Getting married is one of the most important events in your life, and choosing the right person to marry will change the course of your life forever. You want to be on the path to true lifetime partnership, so it’s essential to find a person who shares your vision, values and goals.

I want to start by blasting through a major misconception. Far too many people confuse liking the same things with sharing values.

Do you find yourself evaluating your date by focusing on whether or not you had a good time and enjoy the same things? If so, you’re probably falling prey to this misconception.

The fact that you both like sushi or know the same people can engender a sense of relatedness, but these superficial things aren’t good indicators that you’ll be successful, happy partners.

When I met my husband, we had different interests. He enjoyed sailing, architecture, design and running his company, whereas I spent most of my time building my recruiting company, attending spiritual lectures and matching homeless pets with adoptive parents.

We didn’t share interests – and that doesn’t matter. Why?

We were immediately inspired by each other and shared the same worldview, background, and core beliefs, which allowed us to build a strong, loving foundation based on mutual respect. We were attracted to each other emotionally, spiritually, intellectually, and physically.

Over time, I’ve learned to sail, and we’ve taken some amazing sailing vacations together. He’s become interested in personal growth lectures, and together we rescue animals.

1. Ask The Right Questions On Your First Call 

If you are on a mission to meet and marry your perfect match, you don’t have time to waste with the wrong people.

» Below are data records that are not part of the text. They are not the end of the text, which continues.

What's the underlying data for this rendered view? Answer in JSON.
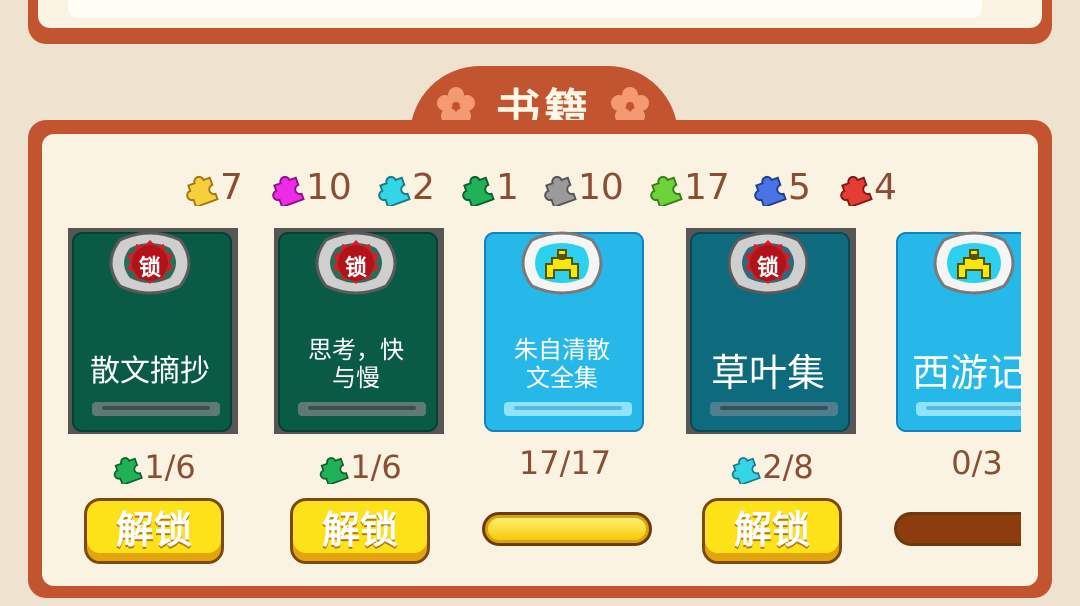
{
  "title": "书籍",
  "puzzle_counts": [
    {
      "color": "#f7cf3b",
      "value": "7"
    },
    {
      "color": "#ee2be9",
      "value": "10"
    },
    {
      "color": "#33d6e5",
      "value": "2"
    },
    {
      "color": "#20b257",
      "value": "1"
    },
    {
      "color": "#9a9a9a",
      "value": "10"
    },
    {
      "color": "#6ed33b",
      "value": "17"
    },
    {
      "color": "#4a74e6",
      "value": "5"
    },
    {
      "color": "#e53d36",
      "value": "4"
    }
  ],
  "books": [
    {
      "title": "散文摘抄",
      "locked": true,
      "lock_label": "锁",
      "progress": "1/6",
      "progress_icon_color": "#20b257",
      "button": "解锁"
    },
    {
      "title": "思考，快与慢",
      "locked": true,
      "lock_label": "锁",
      "progress": "1/6",
      "progress_icon_color": "#20b257",
      "button": "解锁"
    },
    {
      "title": "朱自清散文全集",
      "locked": false,
      "progress": "17/17",
      "progress_fraction": 1.0
    },
    {
      "title": "草叶集",
      "locked": true,
      "lock_label": "锁",
      "progress": "2/8",
      "progress_icon_color": "#33d6e5",
      "button": "解锁"
    },
    {
      "title": "西游记",
      "locked": false,
      "progress": "0/3",
      "progress_fraction": 0.0
    }
  ]
}
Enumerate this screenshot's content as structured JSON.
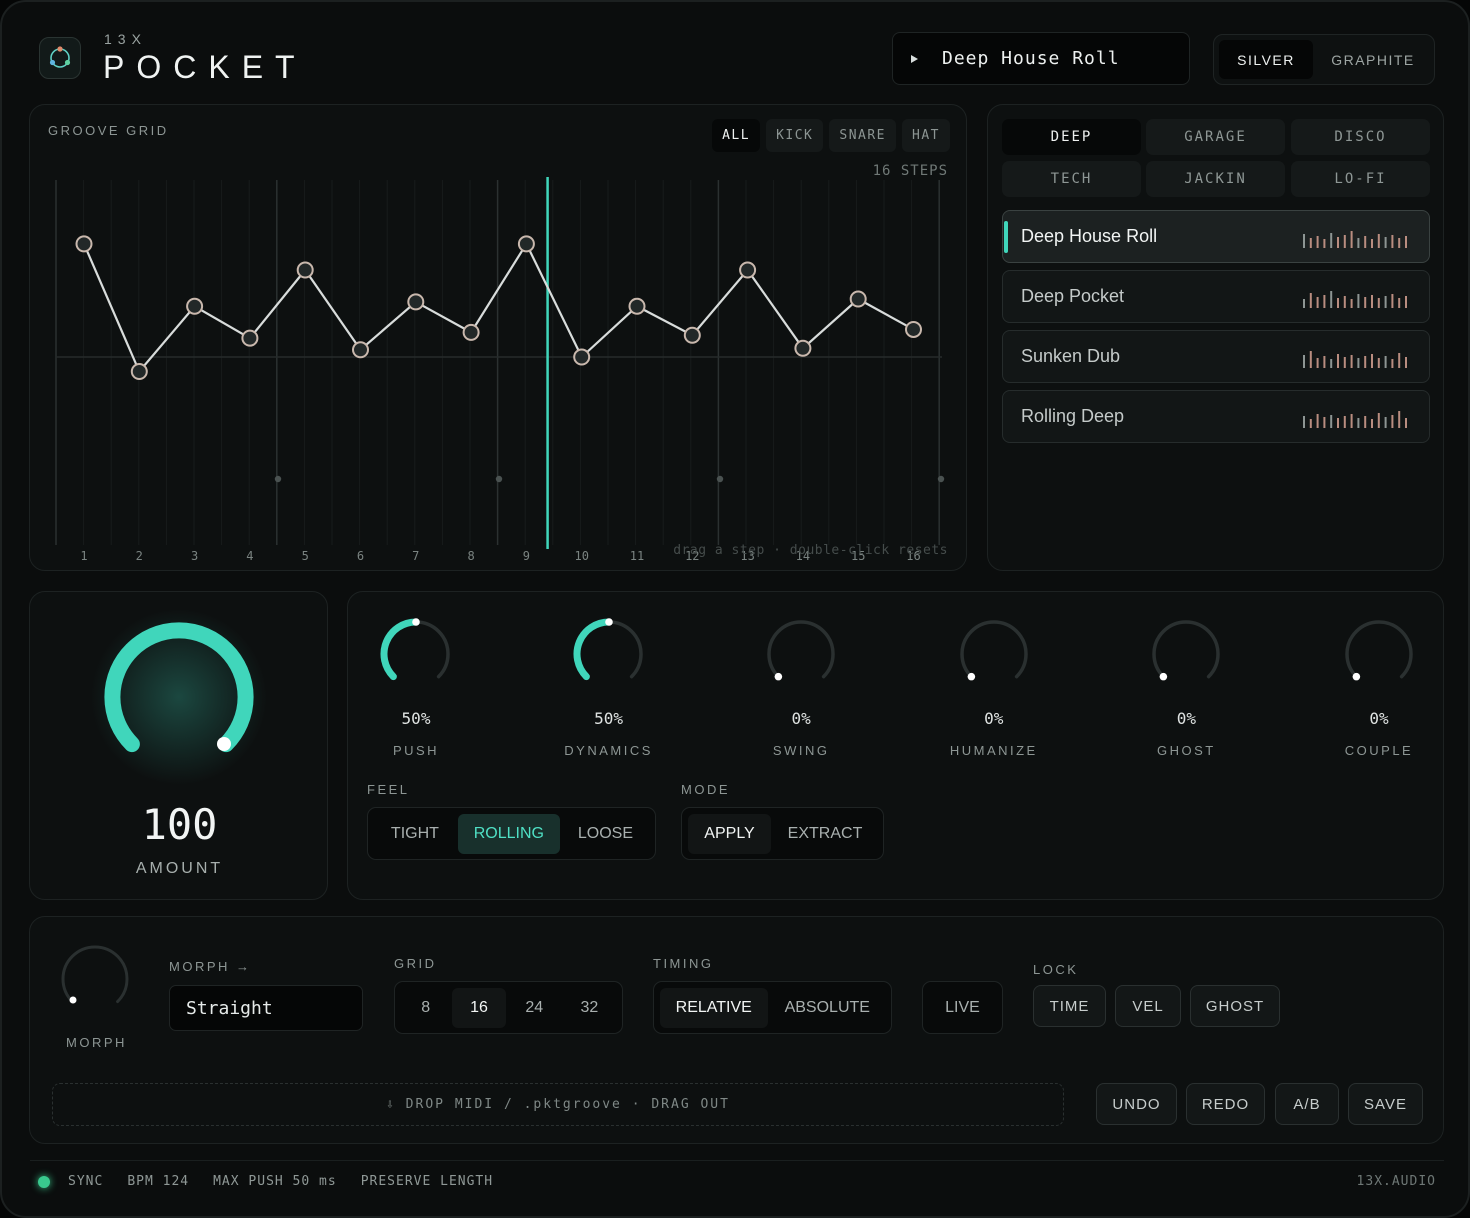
{
  "header": {
    "brand_prefix": "13X",
    "brand_name": "POCKET",
    "current_preset": "Deep House Roll",
    "themes": [
      "SILVER",
      "GRAPHITE"
    ],
    "active_theme": "SILVER"
  },
  "groove_grid": {
    "title": "GROOVE GRID",
    "filters": [
      "ALL",
      "KICK",
      "SNARE",
      "HAT"
    ],
    "active_filter": "ALL",
    "steps_label": "16 STEPS",
    "step_numbers": [
      "1",
      "2",
      "3",
      "4",
      "5",
      "6",
      "7",
      "8",
      "9",
      "10",
      "11",
      "12",
      "13",
      "14",
      "15",
      "16"
    ],
    "step_offsets": [
      0.78,
      -0.1,
      0.35,
      0.13,
      0.6,
      0.05,
      0.38,
      0.17,
      0.78,
      0.0,
      0.35,
      0.15,
      0.6,
      0.06,
      0.4,
      0.19
    ],
    "playhead_step": 8.6,
    "hint": "drag a step · double-click resets"
  },
  "styles": {
    "tabs": [
      "DEEP",
      "GARAGE",
      "DISCO",
      "TECH",
      "JACKIN",
      "LO-FI"
    ],
    "active": "DEEP"
  },
  "presets": [
    {
      "name": "Deep House Roll",
      "active": true
    },
    {
      "name": "Deep Pocket",
      "active": false
    },
    {
      "name": "Sunken Dub",
      "active": false
    },
    {
      "name": "Rolling Deep",
      "active": false
    }
  ],
  "amount": {
    "value": "100",
    "label": "AMOUNT"
  },
  "knobs": [
    {
      "value": "50%",
      "label": "PUSH",
      "level": 0.5
    },
    {
      "value": "50%",
      "label": "DYNAMICS",
      "level": 0.5
    },
    {
      "value": "0%",
      "label": "SWING",
      "level": 0
    },
    {
      "value": "0%",
      "label": "HUMANIZE",
      "level": 0
    },
    {
      "value": "0%",
      "label": "GHOST",
      "level": 0
    },
    {
      "value": "0%",
      "label": "COUPLE",
      "level": 0
    }
  ],
  "feel": {
    "label": "FEEL",
    "options": [
      "TIGHT",
      "ROLLING",
      "LOOSE"
    ],
    "active": "ROLLING"
  },
  "mode": {
    "label": "MODE",
    "options": [
      "APPLY",
      "EXTRACT"
    ],
    "active": "APPLY"
  },
  "bottom": {
    "morph_label": "MORPH",
    "morph_arrow_label": "MORPH →",
    "morph_value": "Straight",
    "grid_label": "GRID",
    "grid_options": [
      "8",
      "16",
      "24",
      "32"
    ],
    "grid_active": "16",
    "timing_label": "TIMING",
    "timing_options": [
      "RELATIVE",
      "ABSOLUTE"
    ],
    "timing_active": "RELATIVE",
    "live_label": "LIVE",
    "lock_label": "LOCK",
    "lock_options": [
      "TIME",
      "VEL",
      "GHOST"
    ],
    "dropzone": "⇩  DROP MIDI / .pktgroove  ·  DRAG OUT",
    "actions": [
      "UNDO",
      "REDO",
      "A/B",
      "SAVE"
    ]
  },
  "status": {
    "sync": "SYNC",
    "bpm": "BPM 124",
    "max_push": "MAX PUSH 50 ms",
    "preserve": "PRESERVE LENGTH",
    "site": "13X.AUDIO"
  },
  "colors": {
    "accent": "#40d6bb",
    "background": "#0b0d0d",
    "panel": "#0d1010"
  }
}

Let’s say that spirituality is very important to you. You attend religious services every week and are active in your house of worship. You want and need a spouse who shares these values. Someone who is an atheist or wants to stay home watching TV when you want to share spiritual time together just isn’t right for you.

There’s no need to judge others for their differences. There’s no right or wrong here. The emphasis is on what resonates with your vision of building a life and family together.

So on your first phone call, you need to share this important information. In fact, you should also share that you are serious about getting married. Many singles hide this desire because they’re afraid that they’ll scare off dates, but you really need to be honest and forthright. You want to date marriage-minded people who share your values!

Here’s an example of how you could bring up these issues during an initial phone call:

“I’m super busy in my law practice, which specializes in startups, and I adore spending time on Saturdays volunteering as a Big Sister. My schedule can be hectic, but one thing is for sure. On Sundays, I’m at church. I love the community and its mission.”

Don’t stop with yourself. Get your potential date to join the conversation by saying something like:

“How about you? Do you go to church on a regular basis or practice your spirituality with a congregation? I’d love to know more about what spirituality means to you.”

This technique often sparks meaningful conversations that help you get to know each other even better.

2. Engage in Meaningful Conversations When You’re Out On A Date

It’s absolutely essential to find out who a person really is, and the best way to do that is to move beyond small talk and ask meaningful questions.

Here are some great questions:

  • Who has been your most important mentor?
  • What do you want to be remembered for?
  • What do you really want to achieve or create in your life?
  • What inspires or motivates you?What makes you most happy?

What I love about these questions is that they get people excited and allow them to tap into what truly matters to them. If you just ask someone what they value, they’ll probably freeze up and offer you stiff answers. These questions help you get to interesting stories from your date’s life and allow you to see how their values manifest themselves in their day-to-day life.

3. Discover How You Want To Grow

It’s critical that you have certain values in common, especially values related to religion, education and where and how you want to live. But even if there are other values that one person feels are really important and one person does not feel are that crucial, you can still be a great match! In fact, this can be an amazing opportunity for growth.

As I mentioned, I’m passionate about rescuing animals. When we first met, my husband liked animals, but he wasn’t active in terms of saving them and finding them good homes. However, because he values compassion and sees the positive effects of helping homeless animals, he supports me in my mission, and together we make a difference.

It’s harder to make this work when two people are on opposite sides of the spectrum. One thing that’s really important to keep in mind is that you never want to get into romantic situations where you’re wishing the other person would just change and share your values. You want to be on the same page and support each other. This is the ultimate foundation of a happy, healthy marriage.